I never promised – and I would never promise – anything but the tiniest improvement in towel and bath mat dryness as a result of the wipedown. But isn’t that enough? Every drop of water you wipe off your body is one less drop that is absorbed by your towel or your mat. It means drier towels, faster dry times, and a drier body. It also means a slightly nicer mat experience for the person showering after you. It may be barely noticeable but it’s an improvement.
For 16 years of my life I did not do the wipedown. It never once occurred to me to do it until someone (I don’t remember who) mentioned it and I tried it out. Since then, I can’t not do it. To not do it would feel the same as walking into a building out of the rain and not wiping my shoes on the doormat. Or washing my hands in public and not shaking them a few times before placing them under the dryer. None of these things magically dry anything, but they naturally help a little.

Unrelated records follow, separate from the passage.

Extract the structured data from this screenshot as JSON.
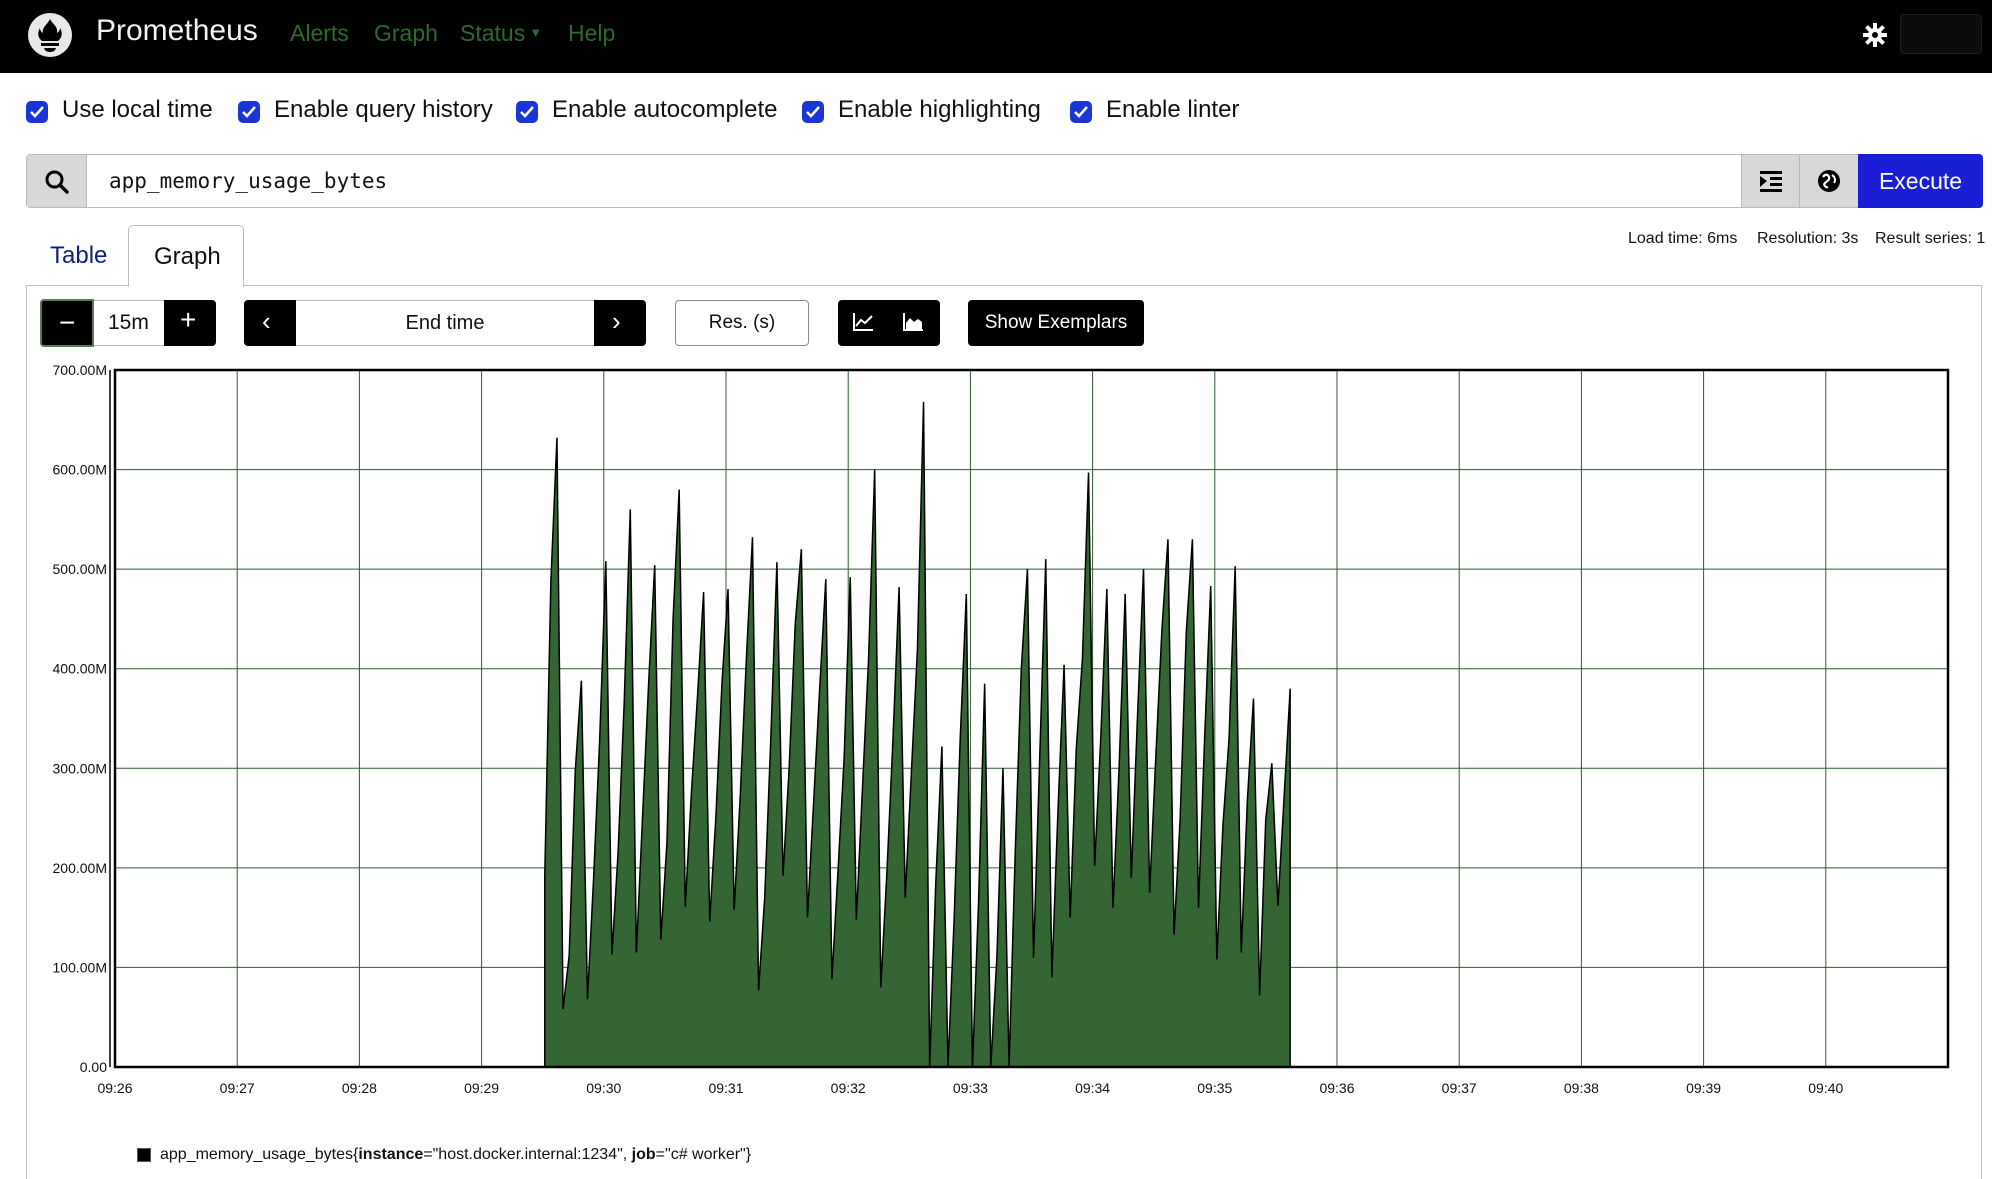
{
  "navbar": {
    "brand": "Prometheus",
    "links": [
      "Alerts",
      "Graph",
      "Status",
      "Help"
    ],
    "theme_icon": "gear-icon",
    "colors": {
      "background": "#000000",
      "link": "#2e6a2e"
    }
  },
  "options": [
    {
      "label": "Use local time",
      "checked": true
    },
    {
      "label": "Enable query history",
      "checked": true
    },
    {
      "label": "Enable autocomplete",
      "checked": true
    },
    {
      "label": "Enable highlighting",
      "checked": true
    },
    {
      "label": "Enable linter",
      "checked": true
    }
  ],
  "query": {
    "expression": "app_memory_usage_bytes",
    "execute_label": "Execute",
    "execute_color": "#1a1ed4",
    "icons": [
      "search-icon",
      "format-icon",
      "metrics-explorer-icon"
    ]
  },
  "tabs": {
    "table": "Table",
    "graph": "Graph",
    "active": "Graph"
  },
  "stats": {
    "load_time": "Load time: 6ms",
    "resolution": "Resolution: 3s",
    "result_series": "Result series: 1"
  },
  "controls": {
    "range_minus": "−",
    "range": "15m",
    "range_plus": "+",
    "prev": "‹",
    "end_time_placeholder": "End time",
    "next": "›",
    "resolution_placeholder": "Res. (s)",
    "show_exemplars": "Show Exemplars"
  },
  "chart_data": {
    "type": "area",
    "area_color": "#336633",
    "x_ticks": [
      "09:26",
      "09:27",
      "09:28",
      "09:29",
      "09:30",
      "09:31",
      "09:32",
      "09:33",
      "09:34",
      "09:35",
      "09:36",
      "09:37",
      "09:38",
      "09:39",
      "09:40"
    ],
    "y_ticks": [
      "0.00",
      "100.00M",
      "200.00M",
      "300.00M",
      "400.00M",
      "500.00M",
      "600.00M",
      "700.00M"
    ],
    "ylim": [
      0,
      700
    ],
    "y_unit": "M",
    "xlim": [
      "09:26",
      "09:41"
    ],
    "grid": true,
    "series": [
      {
        "name": "app_memory_usage_bytes{instance=\"host.docker.internal:1234\", job=\"c# worker\"}",
        "points": [
          [
            "09:29:31",
            190
          ],
          [
            "09:29:34",
            487
          ],
          [
            "09:29:37",
            632
          ],
          [
            "09:29:40",
            58
          ],
          [
            "09:29:43",
            112
          ],
          [
            "09:29:46",
            298
          ],
          [
            "09:29:49",
            388
          ],
          [
            "09:29:52",
            68
          ],
          [
            "09:29:55",
            190
          ],
          [
            "09:29:58",
            330
          ],
          [
            "09:30:01",
            508
          ],
          [
            "09:30:04",
            113
          ],
          [
            "09:30:07",
            215
          ],
          [
            "09:30:10",
            365
          ],
          [
            "09:30:13",
            560
          ],
          [
            "09:30:16",
            115
          ],
          [
            "09:30:19",
            250
          ],
          [
            "09:30:22",
            385
          ],
          [
            "09:30:25",
            504
          ],
          [
            "09:30:28",
            128
          ],
          [
            "09:30:31",
            225
          ],
          [
            "09:30:34",
            449
          ],
          [
            "09:30:37",
            580
          ],
          [
            "09:30:40",
            161
          ],
          [
            "09:30:43",
            275
          ],
          [
            "09:30:46",
            372
          ],
          [
            "09:30:49",
            477
          ],
          [
            "09:30:52",
            146
          ],
          [
            "09:30:55",
            250
          ],
          [
            "09:30:58",
            385
          ],
          [
            "09:31:01",
            480
          ],
          [
            "09:31:04",
            158
          ],
          [
            "09:31:07",
            272
          ],
          [
            "09:31:10",
            410
          ],
          [
            "09:31:13",
            532
          ],
          [
            "09:31:16",
            77
          ],
          [
            "09:31:19",
            170
          ],
          [
            "09:31:22",
            330
          ],
          [
            "09:31:25",
            507
          ],
          [
            "09:31:28",
            192
          ],
          [
            "09:31:31",
            300
          ],
          [
            "09:31:34",
            445
          ],
          [
            "09:31:37",
            520
          ],
          [
            "09:31:40",
            150
          ],
          [
            "09:31:43",
            265
          ],
          [
            "09:31:46",
            380
          ],
          [
            "09:31:49",
            490
          ],
          [
            "09:31:52",
            88
          ],
          [
            "09:31:55",
            197
          ],
          [
            "09:31:58",
            310
          ],
          [
            "09:32:01",
            492
          ],
          [
            "09:32:04",
            148
          ],
          [
            "09:32:07",
            280
          ],
          [
            "09:32:10",
            410
          ],
          [
            "09:32:13",
            600
          ],
          [
            "09:32:16",
            80
          ],
          [
            "09:32:19",
            195
          ],
          [
            "09:32:22",
            330
          ],
          [
            "09:32:25",
            482
          ],
          [
            "09:32:28",
            170
          ],
          [
            "09:32:31",
            295
          ],
          [
            "09:32:34",
            420
          ],
          [
            "09:32:37",
            668
          ],
          [
            "09:32:40",
            0
          ],
          [
            "09:32:43",
            185
          ],
          [
            "09:32:46",
            322
          ],
          [
            "09:32:49",
            0
          ],
          [
            "09:32:52",
            148
          ],
          [
            "09:32:55",
            330
          ],
          [
            "09:32:58",
            475
          ],
          [
            "09:33:01",
            0
          ],
          [
            "09:33:04",
            165
          ],
          [
            "09:33:07",
            385
          ],
          [
            "09:33:10",
            0
          ],
          [
            "09:33:13",
            110
          ],
          [
            "09:33:16",
            300
          ],
          [
            "09:33:19",
            0
          ],
          [
            "09:33:22",
            215
          ],
          [
            "09:33:25",
            400
          ],
          [
            "09:33:28",
            500
          ],
          [
            "09:33:31",
            110
          ],
          [
            "09:33:34",
            308
          ],
          [
            "09:33:37",
            510
          ],
          [
            "09:33:40",
            90
          ],
          [
            "09:33:43",
            258
          ],
          [
            "09:33:46",
            404
          ],
          [
            "09:33:49",
            150
          ],
          [
            "09:33:52",
            320
          ],
          [
            "09:33:55",
            410
          ],
          [
            "09:33:58",
            597
          ],
          [
            "09:34:01",
            202
          ],
          [
            "09:34:04",
            330
          ],
          [
            "09:34:07",
            480
          ],
          [
            "09:34:10",
            160
          ],
          [
            "09:34:13",
            300
          ],
          [
            "09:34:16",
            475
          ],
          [
            "09:34:19",
            190
          ],
          [
            "09:34:22",
            350
          ],
          [
            "09:34:25",
            500
          ],
          [
            "09:34:28",
            175
          ],
          [
            "09:34:31",
            310
          ],
          [
            "09:34:34",
            438
          ],
          [
            "09:34:37",
            530
          ],
          [
            "09:34:40",
            133
          ],
          [
            "09:34:43",
            250
          ],
          [
            "09:34:46",
            437
          ],
          [
            "09:34:49",
            530
          ],
          [
            "09:34:52",
            160
          ],
          [
            "09:34:55",
            330
          ],
          [
            "09:34:58",
            483
          ],
          [
            "09:35:01",
            108
          ],
          [
            "09:35:04",
            243
          ],
          [
            "09:35:07",
            330
          ],
          [
            "09:35:10",
            503
          ],
          [
            "09:35:13",
            115
          ],
          [
            "09:35:16",
            268
          ],
          [
            "09:35:19",
            370
          ],
          [
            "09:35:22",
            72
          ],
          [
            "09:35:25",
            248
          ],
          [
            "09:35:28",
            305
          ],
          [
            "09:35:31",
            162
          ],
          [
            "09:35:34",
            270
          ]
        ],
        "time_offset_seconds": [
          0
        ]
      }
    ],
    "legend": {
      "metric": "app_memory_usage_bytes",
      "labels": [
        {
          "name": "instance",
          "value": "\"host.docker.internal:1234\""
        },
        {
          "name": "job",
          "value": "\"c# worker\""
        }
      ]
    }
  }
}
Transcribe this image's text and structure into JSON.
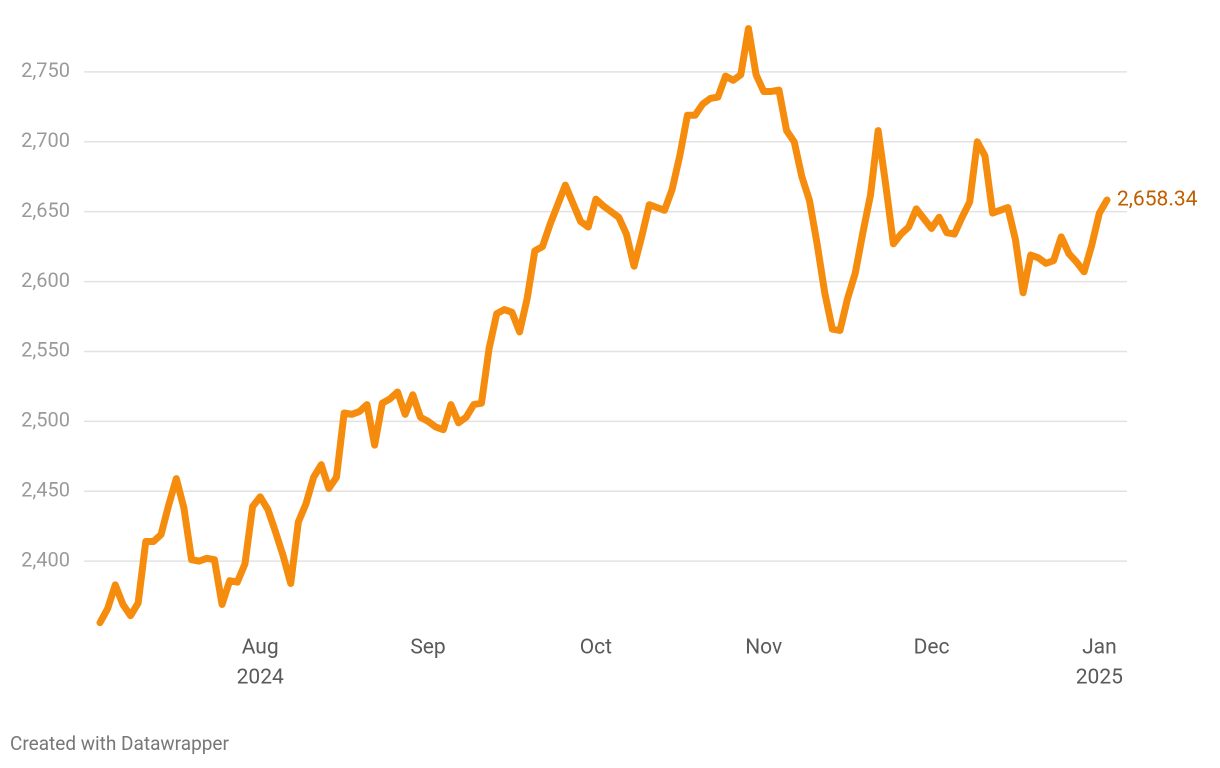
{
  "chart_data": {
    "type": "line",
    "color": "#f68c0e",
    "label_color": "#c05f00",
    "grid": true,
    "ylim": [
      2345,
      2790
    ],
    "yticks": [
      {
        "value": 2400,
        "label": "2,400"
      },
      {
        "value": 2450,
        "label": "2,450"
      },
      {
        "value": 2500,
        "label": "2,500"
      },
      {
        "value": 2550,
        "label": "2,550"
      },
      {
        "value": 2600,
        "label": "2,600"
      },
      {
        "value": 2650,
        "label": "2,650"
      },
      {
        "value": 2700,
        "label": "2,700"
      },
      {
        "value": 2750,
        "label": "2,750"
      }
    ],
    "categories": [
      null,
      null,
      null,
      null,
      null,
      null,
      null,
      null,
      null,
      null,
      null,
      null,
      null,
      null,
      null,
      null,
      null,
      null,
      null,
      null,
      null,
      "Aug",
      null,
      null,
      null,
      null,
      null,
      null,
      null,
      null,
      null,
      null,
      null,
      null,
      null,
      null,
      null,
      null,
      null,
      null,
      null,
      null,
      null,
      "Sep",
      null,
      null,
      null,
      null,
      null,
      null,
      null,
      null,
      null,
      null,
      null,
      null,
      null,
      null,
      null,
      null,
      null,
      null,
      null,
      null,
      null,
      "Oct",
      null,
      null,
      null,
      null,
      null,
      null,
      null,
      null,
      null,
      null,
      null,
      null,
      null,
      null,
      null,
      null,
      null,
      null,
      null,
      null,
      null,
      "Nov",
      null,
      null,
      null,
      null,
      null,
      null,
      null,
      null,
      null,
      null,
      null,
      null,
      null,
      null,
      null,
      null,
      null,
      null,
      null,
      null,
      null,
      "Dec",
      null,
      null,
      null,
      null,
      null,
      null,
      null,
      null,
      null,
      null,
      null,
      null,
      null,
      null,
      null,
      null,
      null,
      null,
      null,
      null,
      null,
      "Jan",
      null
    ],
    "category_years": [
      null,
      null,
      null,
      null,
      null,
      null,
      null,
      null,
      null,
      null,
      null,
      null,
      null,
      null,
      null,
      null,
      null,
      null,
      null,
      null,
      null,
      "2024",
      null,
      null,
      null,
      null,
      null,
      null,
      null,
      null,
      null,
      null,
      null,
      null,
      null,
      null,
      null,
      null,
      null,
      null,
      null,
      null,
      null,
      null,
      null,
      null,
      null,
      null,
      null,
      null,
      null,
      null,
      null,
      null,
      null,
      null,
      null,
      null,
      null,
      null,
      null,
      null,
      null,
      null,
      null,
      null,
      null,
      null,
      null,
      null,
      null,
      null,
      null,
      null,
      null,
      null,
      null,
      null,
      null,
      null,
      null,
      null,
      null,
      null,
      null,
      null,
      null,
      null,
      null,
      null,
      null,
      null,
      null,
      null,
      null,
      null,
      null,
      null,
      null,
      null,
      null,
      null,
      null,
      null,
      null,
      null,
      null,
      null,
      null,
      null,
      null,
      null,
      null,
      null,
      null,
      null,
      null,
      null,
      null,
      null,
      null,
      null,
      null,
      null,
      null,
      null,
      null,
      null,
      null,
      null,
      null,
      "2025",
      null
    ],
    "values": [
      2356,
      2366,
      2383,
      2369,
      2361,
      2370,
      2414,
      2414,
      2419,
      2440,
      2459,
      2438,
      2401,
      2400,
      2402,
      2401,
      2369,
      2386,
      2385,
      2398,
      2439,
      2446,
      2437,
      2421,
      2404,
      2384,
      2428,
      2441,
      2460,
      2469,
      2452,
      2460,
      2506,
      2505,
      2507,
      2512,
      2483,
      2513,
      2516,
      2521,
      2505,
      2519,
      2503,
      2500,
      2496,
      2494,
      2512,
      2499,
      2503,
      2512,
      2513,
      2552,
      2577,
      2580,
      2578,
      2564,
      2588,
      2622,
      2625,
      2641,
      2655,
      2669,
      2656,
      2643,
      2639,
      2659,
      2654,
      2650,
      2646,
      2634,
      2611,
      2632,
      2655,
      2653,
      2651,
      2666,
      2690,
      2719,
      2719,
      2727,
      2731,
      2732,
      2747,
      2744,
      2748,
      2781,
      2748,
      2736,
      2736,
      2737,
      2708,
      2700,
      2675,
      2658,
      2627,
      2592,
      2566,
      2565,
      2588,
      2606,
      2635,
      2662,
      2708,
      2669,
      2627,
      2634,
      2639,
      2652,
      2645,
      2638,
      2646,
      2635,
      2634,
      2646,
      2657,
      2700,
      2690,
      2649,
      2651,
      2653,
      2630,
      2592,
      2619,
      2617,
      2613,
      2615,
      2632,
      2620,
      2614,
      2607,
      2626,
      2649,
      2658.34
    ],
    "value_labels": [
      null,
      null,
      null,
      null,
      null,
      null,
      null,
      null,
      null,
      null,
      null,
      null,
      null,
      null,
      null,
      null,
      null,
      null,
      null,
      null,
      null,
      null,
      null,
      null,
      null,
      null,
      null,
      null,
      null,
      null,
      null,
      null,
      null,
      null,
      null,
      null,
      null,
      null,
      null,
      null,
      null,
      null,
      null,
      null,
      null,
      null,
      null,
      null,
      null,
      null,
      null,
      null,
      null,
      null,
      null,
      null,
      null,
      null,
      null,
      null,
      null,
      null,
      null,
      null,
      null,
      null,
      null,
      null,
      null,
      null,
      null,
      null,
      null,
      null,
      null,
      null,
      null,
      null,
      null,
      null,
      null,
      null,
      null,
      null,
      null,
      null,
      null,
      null,
      null,
      null,
      null,
      null,
      null,
      null,
      null,
      null,
      null,
      null,
      null,
      null,
      null,
      null,
      null,
      null,
      null,
      null,
      null,
      null,
      null,
      null,
      null,
      null,
      null,
      null,
      null,
      null,
      null,
      null,
      null,
      null,
      null,
      null,
      null,
      null,
      null,
      null,
      null,
      null,
      null,
      null,
      null,
      null,
      "2,658.34"
    ],
    "credit": "Created with Datawrapper"
  }
}
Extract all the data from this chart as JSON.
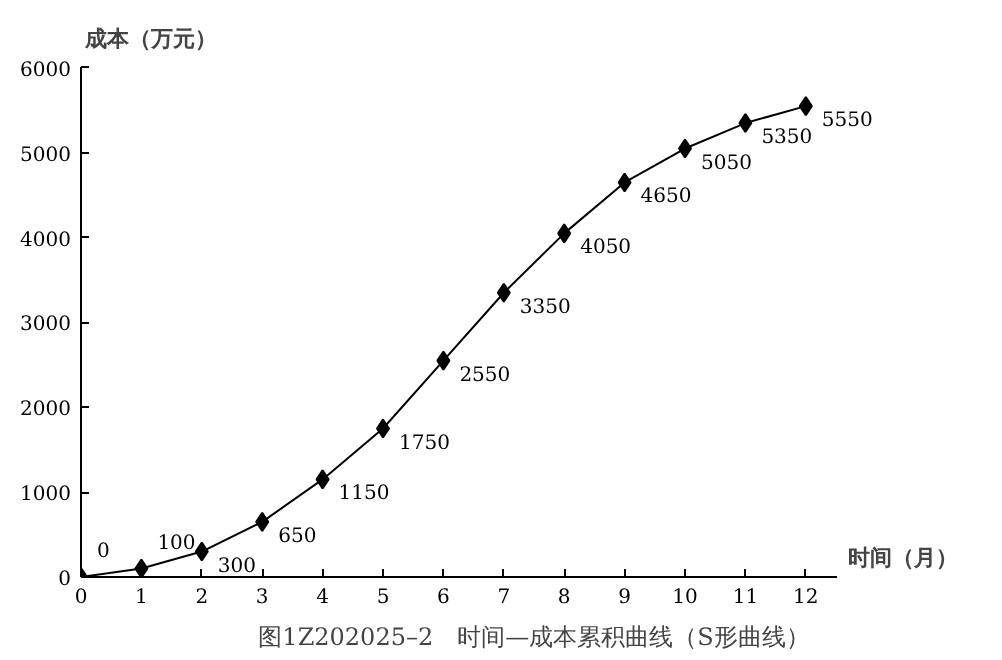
{
  "chart_data": {
    "type": "line",
    "title": "图1Z202025–2　时间—成本累积曲线（S形曲线）",
    "xlabel": "时间（月）",
    "ylabel": "成本（万元）",
    "x": [
      0,
      1,
      2,
      3,
      4,
      5,
      6,
      7,
      8,
      9,
      10,
      11,
      12
    ],
    "series": [
      {
        "color": "#000000",
        "values": [
          0,
          100,
          300,
          650,
          1150,
          1750,
          2550,
          3350,
          4050,
          4650,
          5050,
          5350,
          5550
        ]
      }
    ],
    "xlim": [
      0,
      12.5
    ],
    "ylim": [
      0,
      6000
    ],
    "xticks": [
      0,
      1,
      2,
      3,
      4,
      5,
      6,
      7,
      8,
      9,
      10,
      11,
      12
    ],
    "yticks": [
      0,
      1000,
      2000,
      3000,
      4000,
      5000,
      6000
    ],
    "data_labels": true,
    "marker": "diamond",
    "line_style": "solid"
  }
}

We’re approaching the end of January, which means there are a lot of people reaching the end of their motivation in regards to their lofty new year resolutions. Resolutions are the big tricks, the ones we want to master because they’ll improve our lives by 30, 40, 50%. But they’re also hard to do, and take time, money, perseverance. There are so many life hacks that really do change your life, and most of them I don’t even attempt to do. But the wipedown I can manage. Something easy and small that improves, ever so slightly, an otherwise mundane daily task. There are thousands of tricks like the wipedown that, alone, will change your life as much as a single grain of sand changes a beach. But it all adds up.
Not everything has to transform your life. Wiping your body down with your hands before you step out of the shower certainly won’t, but it will improve it just a little. And isn’t that the point of all this?